In the Next 10 Years, MMA Will Be the Biggest Sport on the Planet

Brian OswaldMMA Editor March 28, 2009

A few years ago, such a statement would have drawn ridicule. Time has a way of demonstrating that the most stubborn are the most intelligent. The title of the article also is a declaration made by UFC President Dana White, a man whom many would consider nothing less then obstinate.

Mr. White also has declared, “If you take four street corners, and on one they are playing baseball, on another they are playing basketball and on the other, street hockey. On the fourth corner, a fight breaks out. Where does the crowd go? They all go to the fight."

Right now the “crowd” is the mainstream sports fan, and he is turning toward that fourth corner in increasing number. What many fans may not realize is that mixed martial arts has existed in some form or fashion for thousands of years.

The earliest documented, organized, minimal-rules martial art was pankration, which was introduced at the Greek Olympic Games in 648 B.C. It was founded as a blend of boxing and wrestling. Pankratiasts were highly skilled grapplers and extremely effective in applying a variety of takedowns, chokes, and punishing joint locks.

Greek pankration later inspired the more violent Etruscan and Roman pancratium, which was showcased at the Roman Colosseum. Even as late as the Early Middle Ages, statues were raised in Rome and other cities to honor the remarkable pankratiasts of Rome.

Fast-forward more than 2,500 years and we have our modern and stylized version of MMA, which can be viewed on a high-definition television from the comfort of your living room.

At this current juncture, many may find themselves asking questions like “where does MMA grow from here?” and “has MMA actually peaked in terms of popularity?” Such questions are worth being asked, as well as answered, with the proper context.

The sport gained international exposure and widespread publicity in the United States in 1993, when Brazilian Jiu-Jitsu fighter Royce Gracie handily won the first UFC tournament, sparking a revolution in the martial arts.

In Japan, the continued interest in the sport resulted in the creation of the PRIDE organization in 1997.

In “sports years,” modern MMA is still somewhere between infant and adolescent.

In terms of the “product life cycle,” MMA is still very much in the growth stage.

Indicators of this are significant increase in sales volume, increased public awareness, and increased competition–with a few new players in establishing market.

The sport has seen its share of “new players” who have entered and subsequently been bounced from the fiscal cage.
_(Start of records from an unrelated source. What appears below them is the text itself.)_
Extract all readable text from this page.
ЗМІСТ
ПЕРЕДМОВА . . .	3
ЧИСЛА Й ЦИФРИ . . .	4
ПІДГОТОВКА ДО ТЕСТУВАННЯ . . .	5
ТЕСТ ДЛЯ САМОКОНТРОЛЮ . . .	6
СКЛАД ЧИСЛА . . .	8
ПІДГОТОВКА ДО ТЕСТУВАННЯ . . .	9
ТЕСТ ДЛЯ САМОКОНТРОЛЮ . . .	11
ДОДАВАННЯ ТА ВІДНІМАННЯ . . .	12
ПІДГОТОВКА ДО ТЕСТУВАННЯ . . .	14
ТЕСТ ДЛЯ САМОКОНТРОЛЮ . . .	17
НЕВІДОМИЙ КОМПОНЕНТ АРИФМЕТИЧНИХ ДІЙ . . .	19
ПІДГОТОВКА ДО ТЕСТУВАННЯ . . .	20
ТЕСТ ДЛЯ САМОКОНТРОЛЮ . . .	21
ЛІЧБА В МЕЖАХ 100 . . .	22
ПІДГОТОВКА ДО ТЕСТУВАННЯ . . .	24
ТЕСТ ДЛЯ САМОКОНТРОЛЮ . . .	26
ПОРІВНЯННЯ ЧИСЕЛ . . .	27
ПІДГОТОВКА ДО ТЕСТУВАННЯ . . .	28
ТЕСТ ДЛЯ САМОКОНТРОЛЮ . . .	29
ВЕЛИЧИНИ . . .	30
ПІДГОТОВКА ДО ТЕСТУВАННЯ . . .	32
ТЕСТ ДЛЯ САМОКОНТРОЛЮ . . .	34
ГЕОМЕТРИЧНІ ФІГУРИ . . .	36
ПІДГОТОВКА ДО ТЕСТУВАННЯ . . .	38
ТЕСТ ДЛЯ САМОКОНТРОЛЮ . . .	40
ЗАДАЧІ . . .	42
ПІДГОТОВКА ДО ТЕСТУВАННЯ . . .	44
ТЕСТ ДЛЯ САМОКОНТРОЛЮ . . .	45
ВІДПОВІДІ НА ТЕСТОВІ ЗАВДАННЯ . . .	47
The cast list includes the IFL and ELITE XC, who came, spent cash, and faded from the spotlight with bankruptcy being the only consolation.

Affliction appears to be gearing up for its “third time's a charm” event. For some reason, its marketing department said it was a good idea to counterprogram UFC 100, perhaps the biggest fight card since the days of the Roman Colisseum.

Amidst all the chaos, a once quiet organization has come forward onto the main stage of MMA.

Strikeforce, a U.S.-based mixed martial arts promotion, based in San Jose, CA, paid a cool $3 million for the assets of the now-defunct ELITE XC and has now emerged as second fiddle to the UFC, and deservedly so.

What Dana White and the rest of the UFC brass may or may not realize ... Strikeforce could be the best thing to happen to them since the TUF Season One finale between Forrest Griffin and Stephan Bonnar. 

Often times, the second fiddle can act as the tipping point for bigger and better things.

Think of the American football league, circa 1960-1969. The whole idea for a new professional football league seemed so far-fetched, that even after AFL teams started playing, the original eight team owners became known as the "Foolish Club."

What no one could have anticipated is that almost every element that makes pro football the sport that it is today can be traced to the AFL and the huge changes its presence eventually brought to the sport when it was merged with the NFL in 1970.

By the time the fierce AFL-NFL war of the 1960s was over, the expanded National Football League of the 1970s stretched from coast-to-coast and from border-to-border. The resultant “Super Bowl” would go on to become the most watched sports spectacle in the history of the world.

Football is not the only sport where we have seen such instance.

The American Basketball Association (ABA) was a professional basketball league founded in 1967. The ABA ceased to exist with the ABA-NBA merger in 1976. While the circumstances surrounding the merger were different, it offers further evidence of an up-start organization merging with a more established organization to improve the overall quality of a sport.

While calling Strikeforce the “AFL of mixed martial arts” may not draw full parallel, fans can remain cautiously optimistic that the organization will serve as catalyst for the growth and evolution of this “new” sport.

Now when you are asking yourself questions like, “has the sport peaked?,” you will have a new point of reference. Remember, history is said to repeat itself, and sports are no exception.